Only 12% said they regularly or consistently deal with staff
issues such as motivation, willingness to go the extra mile and
identification with company goals.
The research canvassed those working in big businesses, but it would be foolhardy to say a lack of employee engagement is a problem that only affects larger companies. The good news is, getting your team fired up is easier the smaller your business is.
Yes, small businesses are closer-knit and more communicative than big firms. Tere are fewer layers of hierarchy the smaller the business is, fewer people messages have to be passed on to, fewer seniors and less time needed to sign off new initiatives. In a small business, staff can usually go straight to the boss with a problem or idea, or straight to the second in command. In a big business, there might be dozens of levels of management before they can get heard.
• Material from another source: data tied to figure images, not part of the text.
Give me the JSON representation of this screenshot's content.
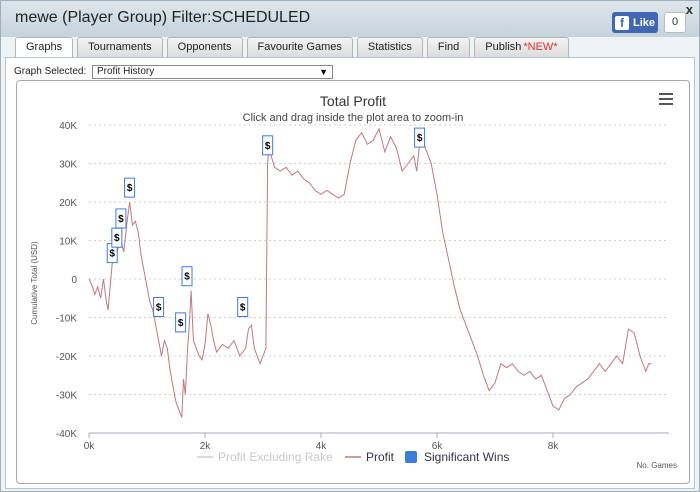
{
  "window": {
    "title": "mewe (Player Group) Filter:SCHEDULED",
    "close": "x"
  },
  "facebook": {
    "like_label": "Like",
    "count": "0"
  },
  "tabs": [
    {
      "label": "Graphs",
      "active": true
    },
    {
      "label": "Tournaments",
      "active": false
    },
    {
      "label": "Opponents",
      "active": false
    },
    {
      "label": "Favourite Games",
      "active": false
    },
    {
      "label": "Statistics",
      "active": false
    },
    {
      "label": "Find",
      "active": false
    },
    {
      "label": "Publish",
      "badge": "*NEW*",
      "active": false
    }
  ],
  "graph_selector": {
    "label": "Graph Selected:",
    "value": "Profit History"
  },
  "chart_data": {
    "type": "line",
    "title": "Total Profit",
    "subtitle": "Click and drag inside the plot area to zoom-in",
    "ylabel": "Cumulative Total (USD)",
    "xlabel": "No. Games",
    "xlim": [
      0,
      10000
    ],
    "ylim": [
      -40000,
      40000
    ],
    "x_ticks": [
      "0k",
      "2k",
      "4k",
      "6k",
      "8k"
    ],
    "x_tick_values": [
      0,
      2000,
      4000,
      6000,
      8000
    ],
    "y_ticks": [
      "40K",
      "30K",
      "20K",
      "10K",
      "0",
      "-10K",
      "-20K",
      "-30K",
      "-40K"
    ],
    "y_tick_values": [
      40000,
      30000,
      20000,
      10000,
      0,
      -10000,
      -20000,
      -30000,
      -40000
    ],
    "grid": "horizontal dotted",
    "legend_position": "bottom-center",
    "legend": [
      {
        "label": "Profit Excluding Rake",
        "color": "#cccccc",
        "kind": "line"
      },
      {
        "label": "Profit",
        "color": "#c0797c",
        "kind": "line"
      },
      {
        "label": "Significant Wins",
        "color": "#3b7dd8",
        "kind": "square"
      }
    ],
    "series": [
      {
        "name": "Profit",
        "color": "#c0797c",
        "points": [
          [
            0,
            0
          ],
          [
            60,
            -2000
          ],
          [
            100,
            -4000
          ],
          [
            150,
            -2000
          ],
          [
            200,
            -5000
          ],
          [
            250,
            0
          ],
          [
            300,
            -6000
          ],
          [
            330,
            -8000
          ],
          [
            370,
            -1000
          ],
          [
            400,
            4000
          ],
          [
            450,
            5000
          ],
          [
            500,
            8000
          ],
          [
            550,
            10000
          ],
          [
            600,
            7000
          ],
          [
            650,
            14000
          ],
          [
            700,
            20000
          ],
          [
            750,
            14000
          ],
          [
            800,
            15000
          ],
          [
            850,
            12000
          ],
          [
            900,
            6000
          ],
          [
            950,
            2000
          ],
          [
            1000,
            -2000
          ],
          [
            1050,
            -6000
          ],
          [
            1100,
            -8000
          ],
          [
            1150,
            -12000
          ],
          [
            1200,
            -16000
          ],
          [
            1250,
            -20000
          ],
          [
            1300,
            -16000
          ],
          [
            1350,
            -18000
          ],
          [
            1400,
            -24000
          ],
          [
            1450,
            -28000
          ],
          [
            1500,
            -32000
          ],
          [
            1550,
            -34000
          ],
          [
            1600,
            -36000
          ],
          [
            1630,
            -26000
          ],
          [
            1660,
            -30000
          ],
          [
            1700,
            -18000
          ],
          [
            1730,
            -12000
          ],
          [
            1760,
            -3000
          ],
          [
            1800,
            -16000
          ],
          [
            1850,
            -18000
          ],
          [
            1900,
            -20000
          ],
          [
            1950,
            -21000
          ],
          [
            2000,
            -17000
          ],
          [
            2050,
            -9000
          ],
          [
            2100,
            -12000
          ],
          [
            2150,
            -16000
          ],
          [
            2200,
            -19000
          ],
          [
            2300,
            -17000
          ],
          [
            2400,
            -18000
          ],
          [
            2500,
            -16000
          ],
          [
            2600,
            -20000
          ],
          [
            2700,
            -18000
          ],
          [
            2750,
            -13000
          ],
          [
            2800,
            -12000
          ],
          [
            2850,
            -18000
          ],
          [
            2900,
            -20000
          ],
          [
            2950,
            -22000
          ],
          [
            3000,
            -20000
          ],
          [
            3050,
            -18000
          ],
          [
            3080,
            30000
          ],
          [
            3100,
            34000
          ],
          [
            3200,
            29000
          ],
          [
            3300,
            28000
          ],
          [
            3400,
            29000
          ],
          [
            3500,
            27000
          ],
          [
            3600,
            28000
          ],
          [
            3700,
            26000
          ],
          [
            3800,
            25000
          ],
          [
            3900,
            23000
          ],
          [
            4000,
            22000
          ],
          [
            4100,
            23000
          ],
          [
            4200,
            22000
          ],
          [
            4300,
            21000
          ],
          [
            4400,
            22000
          ],
          [
            4500,
            30000
          ],
          [
            4600,
            36000
          ],
          [
            4700,
            38000
          ],
          [
            4800,
            35000
          ],
          [
            4900,
            36000
          ],
          [
            5000,
            39000
          ],
          [
            5100,
            33000
          ],
          [
            5200,
            37000
          ],
          [
            5300,
            34000
          ],
          [
            5400,
            28000
          ],
          [
            5500,
            30000
          ],
          [
            5600,
            32000
          ],
          [
            5650,
            28000
          ],
          [
            5700,
            35000
          ],
          [
            5750,
            36000
          ],
          [
            5800,
            34000
          ],
          [
            5850,
            32000
          ],
          [
            5900,
            30000
          ],
          [
            6000,
            22000
          ],
          [
            6100,
            12000
          ],
          [
            6200,
            5000
          ],
          [
            6300,
            -2000
          ],
          [
            6400,
            -8000
          ],
          [
            6500,
            -12000
          ],
          [
            6600,
            -16000
          ],
          [
            6700,
            -20000
          ],
          [
            6800,
            -25000
          ],
          [
            6900,
            -29000
          ],
          [
            7000,
            -27000
          ],
          [
            7100,
            -22000
          ],
          [
            7200,
            -23000
          ],
          [
            7300,
            -22000
          ],
          [
            7400,
            -24000
          ],
          [
            7500,
            -25000
          ],
          [
            7600,
            -24000
          ],
          [
            7700,
            -26000
          ],
          [
            7800,
            -25000
          ],
          [
            7900,
            -29000
          ],
          [
            8000,
            -33000
          ],
          [
            8100,
            -34000
          ],
          [
            8200,
            -31000
          ],
          [
            8300,
            -30000
          ],
          [
            8400,
            -28000
          ],
          [
            8500,
            -27000
          ],
          [
            8600,
            -26000
          ],
          [
            8700,
            -24000
          ],
          [
            8800,
            -22000
          ],
          [
            8900,
            -24000
          ],
          [
            9000,
            -22000
          ],
          [
            9100,
            -20000
          ],
          [
            9200,
            -22000
          ],
          [
            9300,
            -13000
          ],
          [
            9400,
            -14000
          ],
          [
            9500,
            -20000
          ],
          [
            9600,
            -24000
          ],
          [
            9650,
            -22000
          ],
          [
            9700,
            -22000
          ]
        ]
      }
    ],
    "significant_wins": [
      {
        "x": 400,
        "y": 4000,
        "label": "$"
      },
      {
        "x": 480,
        "y": 8000,
        "label": "$"
      },
      {
        "x": 550,
        "y": 13000,
        "label": "$"
      },
      {
        "x": 700,
        "y": 21000,
        "label": "$"
      },
      {
        "x": 1200,
        "y": -10000,
        "label": "$"
      },
      {
        "x": 1580,
        "y": -14000,
        "label": "$"
      },
      {
        "x": 1690,
        "y": -2000,
        "label": "$"
      },
      {
        "x": 2650,
        "y": -10000,
        "label": "$"
      },
      {
        "x": 3080,
        "y": 32000,
        "label": "$"
      },
      {
        "x": 5700,
        "y": 34000,
        "label": "$"
      }
    ]
  }
}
That's why so many people prefer working in small businesses - the speed an idea can be implemented in, the entrepreneurial fast-moving nature, and the access to people of every level within the business. All make for better opportunities to get your views heard. But that certainly doesn't mean small business owners can afford to rest on their laurels, nor that all people working for a small business will feel engaged with their work by default.
So here are our guidelines for keeping employees engaged, to help you avoid being stuck with unmotivated, sluggish and ultimately unproductive teammates:
1. Carry out regular performance appraisals with staff - at least every six months - to let them know how they're doing and to get their feedback on the business and their role. Sort out any problems quickly. Find out more about how to carry out employee performance reviews.
2. Give staff targets. It helps them understand what's expected of them and keeps them motivated. Targets should be quantifiable, realistic and linked to some kind of reward, financial or otherwise, so employees are incentivized to reach and, hopefully, exceed them. Read more about setting targets for your business.
3. Lead by example. You're there to inspire your team and show them how it's done. If you want them to always act and dress the part, you have to too. You set the bar. Keep. Find out more about why it's important to lead by example as a manager.
4. Treat your staff. To keep motivation and general cheeriness and team spirit high, take you team out on jollies and socials. You don't have to break the bank at Michelin-starred restaurants. Getting a few rounds in at the pub or just organizing a day out on a picnic or to the cinema is enough to show them you care.
If you're really tight on funds, introduce things that will make their week: letting them come in at 10am instead of 9am on a Monday morning, or leaving an hour early on Fridays. Group pizza lunches in the office always help brainstorms, too - we speak from experience!
5. Give your team
responsibility. Most people live up to responsibility, and
when you let staff lead on projects it makes them feel trusted, and
therefore valued. No one likes being nannied and patronized. Treat
your staff like adults and let them learn in at the deep end. The
extra responsibility will keep them growing - and personal
development is the best antidote going for job fatigue.
6. Support responsibility-giving by fostering a culture where all ideas are welcome, so team members start developing their own initiatives they can then lead on. This has a double advantage: as well as keeping employees engaged, the business will become more creative and innovative as other people minds work to push it forward, rather than you having to think up and run everything all the time. Your time will be freer to work on top-level strategy.